Wave energy is sometimes confused with tidal energy, which is quite different.
Waves travel vast distances across oceans at great speed. The longer and stronger the wind blows over the sea surface, the higher, longer, faster and more powerful the sea is. The energy within a wave is proportional to the square of the wave height, so a two-meter high wave has four times the power of a one-meter high wave.
Why Wave Energy?
Wave energy has the potential to be one of the most environmentally benign forms of electricity generation. It is a clean and renewable energy source and its potential is huge. Some additional benefits of wave energy are:
- With the wave energy resource distributed across the globe, wave energy offers many countries the benefit of security of supply
- Waves are generated over large areas of ocean and, once generated, travel immense distances with only small energy losses.
- Waves can be anticipated one or two days in advance through direct satellite measurements and meteorological forecasts which provide a high level of predictability and hence good network planning.
- Good seasonal load-following for regions where electricity demand peaks in winter given heating and lighting requirements (e.g.
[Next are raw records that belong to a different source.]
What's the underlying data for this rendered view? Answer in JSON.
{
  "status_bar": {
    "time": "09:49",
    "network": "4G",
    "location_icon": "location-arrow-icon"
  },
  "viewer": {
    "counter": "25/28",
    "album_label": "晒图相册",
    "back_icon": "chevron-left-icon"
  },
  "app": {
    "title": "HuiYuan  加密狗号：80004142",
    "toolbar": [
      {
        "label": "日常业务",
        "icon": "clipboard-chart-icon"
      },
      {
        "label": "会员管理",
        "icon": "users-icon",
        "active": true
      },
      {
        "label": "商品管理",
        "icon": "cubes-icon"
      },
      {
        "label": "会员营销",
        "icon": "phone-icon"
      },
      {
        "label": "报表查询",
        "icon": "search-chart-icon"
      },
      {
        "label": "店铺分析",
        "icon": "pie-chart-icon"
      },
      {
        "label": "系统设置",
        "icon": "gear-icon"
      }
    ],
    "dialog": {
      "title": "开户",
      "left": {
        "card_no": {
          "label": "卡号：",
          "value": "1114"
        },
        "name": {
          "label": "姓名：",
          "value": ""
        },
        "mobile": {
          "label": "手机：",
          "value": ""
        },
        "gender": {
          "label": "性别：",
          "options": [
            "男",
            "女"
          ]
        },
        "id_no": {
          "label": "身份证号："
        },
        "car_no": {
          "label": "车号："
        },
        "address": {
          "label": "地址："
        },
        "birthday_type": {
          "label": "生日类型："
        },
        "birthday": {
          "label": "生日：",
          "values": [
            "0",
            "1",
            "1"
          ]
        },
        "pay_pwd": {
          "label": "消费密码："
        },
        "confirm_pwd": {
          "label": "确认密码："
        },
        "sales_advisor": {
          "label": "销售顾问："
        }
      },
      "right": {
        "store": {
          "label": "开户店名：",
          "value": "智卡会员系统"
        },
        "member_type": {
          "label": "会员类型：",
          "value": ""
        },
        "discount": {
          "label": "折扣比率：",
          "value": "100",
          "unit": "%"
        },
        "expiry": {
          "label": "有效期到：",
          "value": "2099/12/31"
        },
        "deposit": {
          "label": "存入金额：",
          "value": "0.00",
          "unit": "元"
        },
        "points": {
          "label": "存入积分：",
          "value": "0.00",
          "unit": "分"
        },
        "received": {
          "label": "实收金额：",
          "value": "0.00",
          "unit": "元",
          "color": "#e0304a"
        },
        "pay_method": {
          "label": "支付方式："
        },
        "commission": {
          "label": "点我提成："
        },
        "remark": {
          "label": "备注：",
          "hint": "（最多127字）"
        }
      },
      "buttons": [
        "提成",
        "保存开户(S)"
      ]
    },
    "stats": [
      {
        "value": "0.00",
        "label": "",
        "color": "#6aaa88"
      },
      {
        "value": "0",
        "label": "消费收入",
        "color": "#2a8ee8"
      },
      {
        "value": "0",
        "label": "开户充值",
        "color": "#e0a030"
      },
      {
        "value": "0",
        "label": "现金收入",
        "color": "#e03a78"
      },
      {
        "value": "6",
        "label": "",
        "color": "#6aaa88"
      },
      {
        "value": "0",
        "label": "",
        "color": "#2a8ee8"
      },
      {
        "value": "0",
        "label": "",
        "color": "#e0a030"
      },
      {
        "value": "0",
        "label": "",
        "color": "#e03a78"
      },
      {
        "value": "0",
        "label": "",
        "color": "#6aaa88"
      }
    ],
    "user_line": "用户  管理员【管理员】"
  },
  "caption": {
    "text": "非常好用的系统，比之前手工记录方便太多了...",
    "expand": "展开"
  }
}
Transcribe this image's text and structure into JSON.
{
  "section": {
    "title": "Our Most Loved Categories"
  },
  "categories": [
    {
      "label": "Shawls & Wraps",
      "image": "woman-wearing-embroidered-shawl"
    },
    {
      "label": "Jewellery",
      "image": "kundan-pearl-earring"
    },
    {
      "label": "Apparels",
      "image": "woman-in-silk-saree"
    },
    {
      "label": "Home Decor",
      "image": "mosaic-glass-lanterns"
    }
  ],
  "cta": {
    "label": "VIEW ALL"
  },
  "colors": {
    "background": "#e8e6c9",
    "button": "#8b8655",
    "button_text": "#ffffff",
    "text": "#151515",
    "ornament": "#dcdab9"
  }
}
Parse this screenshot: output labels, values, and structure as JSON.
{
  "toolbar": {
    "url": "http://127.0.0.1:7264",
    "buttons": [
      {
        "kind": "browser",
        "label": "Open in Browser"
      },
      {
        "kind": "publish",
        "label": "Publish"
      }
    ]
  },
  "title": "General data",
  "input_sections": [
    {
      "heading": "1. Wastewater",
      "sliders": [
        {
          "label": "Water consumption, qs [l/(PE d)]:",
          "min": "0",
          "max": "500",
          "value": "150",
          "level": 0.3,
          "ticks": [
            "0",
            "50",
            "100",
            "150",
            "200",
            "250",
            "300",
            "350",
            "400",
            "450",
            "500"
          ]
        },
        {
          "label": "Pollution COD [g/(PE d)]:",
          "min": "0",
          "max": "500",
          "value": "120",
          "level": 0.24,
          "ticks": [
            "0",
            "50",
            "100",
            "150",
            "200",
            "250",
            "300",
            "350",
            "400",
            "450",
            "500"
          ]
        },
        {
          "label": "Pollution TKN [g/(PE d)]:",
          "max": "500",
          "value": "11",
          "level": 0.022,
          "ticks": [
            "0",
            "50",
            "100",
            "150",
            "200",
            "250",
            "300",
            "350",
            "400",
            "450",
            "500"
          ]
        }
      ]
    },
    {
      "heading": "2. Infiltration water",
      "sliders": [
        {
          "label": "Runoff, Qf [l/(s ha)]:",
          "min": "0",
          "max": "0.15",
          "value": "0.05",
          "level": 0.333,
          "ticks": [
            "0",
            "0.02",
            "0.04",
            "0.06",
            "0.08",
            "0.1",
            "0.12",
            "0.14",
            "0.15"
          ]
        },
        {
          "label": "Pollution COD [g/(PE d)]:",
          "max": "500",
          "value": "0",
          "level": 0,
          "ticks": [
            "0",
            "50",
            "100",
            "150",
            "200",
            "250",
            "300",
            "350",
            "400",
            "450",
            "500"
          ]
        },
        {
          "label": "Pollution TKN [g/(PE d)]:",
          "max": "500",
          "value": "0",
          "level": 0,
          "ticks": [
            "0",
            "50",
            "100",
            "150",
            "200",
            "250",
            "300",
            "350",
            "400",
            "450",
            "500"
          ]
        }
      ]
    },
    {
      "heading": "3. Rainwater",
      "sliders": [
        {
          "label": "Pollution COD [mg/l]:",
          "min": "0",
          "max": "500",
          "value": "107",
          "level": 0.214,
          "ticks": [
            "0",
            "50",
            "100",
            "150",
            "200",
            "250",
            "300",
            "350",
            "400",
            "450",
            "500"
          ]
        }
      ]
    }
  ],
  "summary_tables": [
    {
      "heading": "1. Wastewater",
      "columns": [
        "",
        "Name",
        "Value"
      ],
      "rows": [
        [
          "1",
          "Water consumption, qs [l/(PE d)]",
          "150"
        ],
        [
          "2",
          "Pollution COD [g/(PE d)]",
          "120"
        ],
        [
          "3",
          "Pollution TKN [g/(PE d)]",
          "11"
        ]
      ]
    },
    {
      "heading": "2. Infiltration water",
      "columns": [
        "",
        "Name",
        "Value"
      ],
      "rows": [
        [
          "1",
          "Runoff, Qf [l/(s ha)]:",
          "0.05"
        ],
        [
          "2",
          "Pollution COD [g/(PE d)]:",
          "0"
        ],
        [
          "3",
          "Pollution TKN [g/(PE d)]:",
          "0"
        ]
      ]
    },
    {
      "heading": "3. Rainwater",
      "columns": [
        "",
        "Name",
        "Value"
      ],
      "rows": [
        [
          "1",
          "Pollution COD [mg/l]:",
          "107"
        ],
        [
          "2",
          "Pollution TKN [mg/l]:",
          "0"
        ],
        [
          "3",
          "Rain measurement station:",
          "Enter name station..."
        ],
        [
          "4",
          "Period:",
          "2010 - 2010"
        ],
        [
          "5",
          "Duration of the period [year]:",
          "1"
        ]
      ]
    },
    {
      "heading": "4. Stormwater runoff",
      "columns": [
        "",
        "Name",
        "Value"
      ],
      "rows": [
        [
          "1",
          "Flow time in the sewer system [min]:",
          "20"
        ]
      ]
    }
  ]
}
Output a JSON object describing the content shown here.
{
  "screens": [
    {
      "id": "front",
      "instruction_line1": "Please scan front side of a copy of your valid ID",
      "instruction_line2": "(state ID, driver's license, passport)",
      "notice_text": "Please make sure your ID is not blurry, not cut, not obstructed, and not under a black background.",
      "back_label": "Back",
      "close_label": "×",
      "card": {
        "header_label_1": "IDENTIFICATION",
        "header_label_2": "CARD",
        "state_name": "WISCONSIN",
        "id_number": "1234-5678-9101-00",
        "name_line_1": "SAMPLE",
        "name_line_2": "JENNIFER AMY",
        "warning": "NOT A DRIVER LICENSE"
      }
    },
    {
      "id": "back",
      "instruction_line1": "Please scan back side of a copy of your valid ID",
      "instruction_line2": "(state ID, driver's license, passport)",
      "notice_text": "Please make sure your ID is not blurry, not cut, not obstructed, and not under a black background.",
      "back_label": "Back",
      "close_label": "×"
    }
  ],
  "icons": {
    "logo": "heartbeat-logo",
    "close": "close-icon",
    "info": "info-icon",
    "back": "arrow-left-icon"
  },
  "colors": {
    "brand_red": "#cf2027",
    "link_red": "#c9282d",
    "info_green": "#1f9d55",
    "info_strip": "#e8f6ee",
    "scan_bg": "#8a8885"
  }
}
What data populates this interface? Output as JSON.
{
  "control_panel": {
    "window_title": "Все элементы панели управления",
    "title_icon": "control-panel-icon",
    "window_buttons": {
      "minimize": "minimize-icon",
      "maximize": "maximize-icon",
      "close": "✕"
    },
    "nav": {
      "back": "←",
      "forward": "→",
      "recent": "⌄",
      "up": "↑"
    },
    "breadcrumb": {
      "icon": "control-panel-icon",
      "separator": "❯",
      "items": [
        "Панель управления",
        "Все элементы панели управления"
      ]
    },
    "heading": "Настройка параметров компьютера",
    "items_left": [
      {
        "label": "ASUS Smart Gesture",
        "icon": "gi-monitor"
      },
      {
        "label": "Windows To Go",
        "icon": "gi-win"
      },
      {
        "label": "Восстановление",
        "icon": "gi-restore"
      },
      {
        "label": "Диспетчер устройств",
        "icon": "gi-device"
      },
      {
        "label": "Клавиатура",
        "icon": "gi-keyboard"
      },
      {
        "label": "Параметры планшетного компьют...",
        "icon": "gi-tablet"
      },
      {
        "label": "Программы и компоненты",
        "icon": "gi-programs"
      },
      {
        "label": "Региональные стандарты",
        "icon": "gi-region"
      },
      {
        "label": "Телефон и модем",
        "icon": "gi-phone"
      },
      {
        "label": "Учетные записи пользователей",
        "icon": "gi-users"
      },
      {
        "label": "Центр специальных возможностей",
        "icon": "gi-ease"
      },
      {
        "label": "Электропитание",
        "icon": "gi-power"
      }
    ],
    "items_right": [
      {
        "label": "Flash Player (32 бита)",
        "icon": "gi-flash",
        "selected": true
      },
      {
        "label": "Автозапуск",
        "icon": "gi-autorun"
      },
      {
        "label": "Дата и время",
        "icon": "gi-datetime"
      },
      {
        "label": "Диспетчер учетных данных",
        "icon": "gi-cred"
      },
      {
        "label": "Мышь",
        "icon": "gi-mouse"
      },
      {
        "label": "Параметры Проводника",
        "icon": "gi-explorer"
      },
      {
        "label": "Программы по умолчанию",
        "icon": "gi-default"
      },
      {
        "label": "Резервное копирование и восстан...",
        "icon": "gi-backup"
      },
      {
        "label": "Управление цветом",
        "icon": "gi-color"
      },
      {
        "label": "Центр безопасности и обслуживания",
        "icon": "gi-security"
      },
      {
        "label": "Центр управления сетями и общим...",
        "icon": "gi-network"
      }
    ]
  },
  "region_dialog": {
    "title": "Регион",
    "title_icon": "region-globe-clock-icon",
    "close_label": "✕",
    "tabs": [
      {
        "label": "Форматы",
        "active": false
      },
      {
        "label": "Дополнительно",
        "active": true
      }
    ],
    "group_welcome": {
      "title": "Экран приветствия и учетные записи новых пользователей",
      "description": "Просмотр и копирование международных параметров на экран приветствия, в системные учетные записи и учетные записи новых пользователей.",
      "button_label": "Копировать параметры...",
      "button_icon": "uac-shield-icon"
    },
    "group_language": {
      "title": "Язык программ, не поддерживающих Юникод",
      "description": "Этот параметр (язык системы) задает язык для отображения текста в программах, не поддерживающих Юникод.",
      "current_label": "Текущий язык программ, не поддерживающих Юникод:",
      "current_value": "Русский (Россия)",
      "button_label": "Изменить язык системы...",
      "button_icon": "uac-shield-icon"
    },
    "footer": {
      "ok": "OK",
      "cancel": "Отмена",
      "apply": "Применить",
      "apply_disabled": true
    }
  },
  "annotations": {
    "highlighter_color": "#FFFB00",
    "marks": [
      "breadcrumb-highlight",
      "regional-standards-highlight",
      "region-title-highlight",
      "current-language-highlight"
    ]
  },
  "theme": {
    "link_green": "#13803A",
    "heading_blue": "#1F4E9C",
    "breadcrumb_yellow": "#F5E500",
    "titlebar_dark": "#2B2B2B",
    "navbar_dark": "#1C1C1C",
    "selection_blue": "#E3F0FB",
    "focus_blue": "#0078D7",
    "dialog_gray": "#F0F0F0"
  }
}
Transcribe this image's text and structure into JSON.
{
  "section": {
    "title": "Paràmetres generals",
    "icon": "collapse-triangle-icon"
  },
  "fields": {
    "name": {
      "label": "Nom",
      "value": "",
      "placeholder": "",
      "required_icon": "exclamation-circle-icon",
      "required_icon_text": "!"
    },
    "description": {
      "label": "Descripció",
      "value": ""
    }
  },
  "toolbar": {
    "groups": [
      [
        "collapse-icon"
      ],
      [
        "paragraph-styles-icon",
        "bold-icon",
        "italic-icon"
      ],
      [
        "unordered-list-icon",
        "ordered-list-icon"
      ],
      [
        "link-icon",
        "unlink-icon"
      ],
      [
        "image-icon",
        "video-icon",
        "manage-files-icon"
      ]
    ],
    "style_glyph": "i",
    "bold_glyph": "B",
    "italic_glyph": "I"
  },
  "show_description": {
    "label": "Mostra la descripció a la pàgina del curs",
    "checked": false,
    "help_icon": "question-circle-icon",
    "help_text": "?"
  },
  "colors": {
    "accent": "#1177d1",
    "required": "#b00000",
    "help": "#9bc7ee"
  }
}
Northern Europe, Western Canada and North-West USA).
- Although wave energy is a concentrated source of wind energy, as it has often travelled very large distances it is regularly out of phase with the local wind conditions. Wave energy can therefore help to balance output variability from other renewable sources and maximise the efficient use of electricity networks
- Waves effectively average out the wind that generates them over large areas which results in a high level of consistency compared to wind or solar. Only on very few days per year are waves too weak to generate electricity.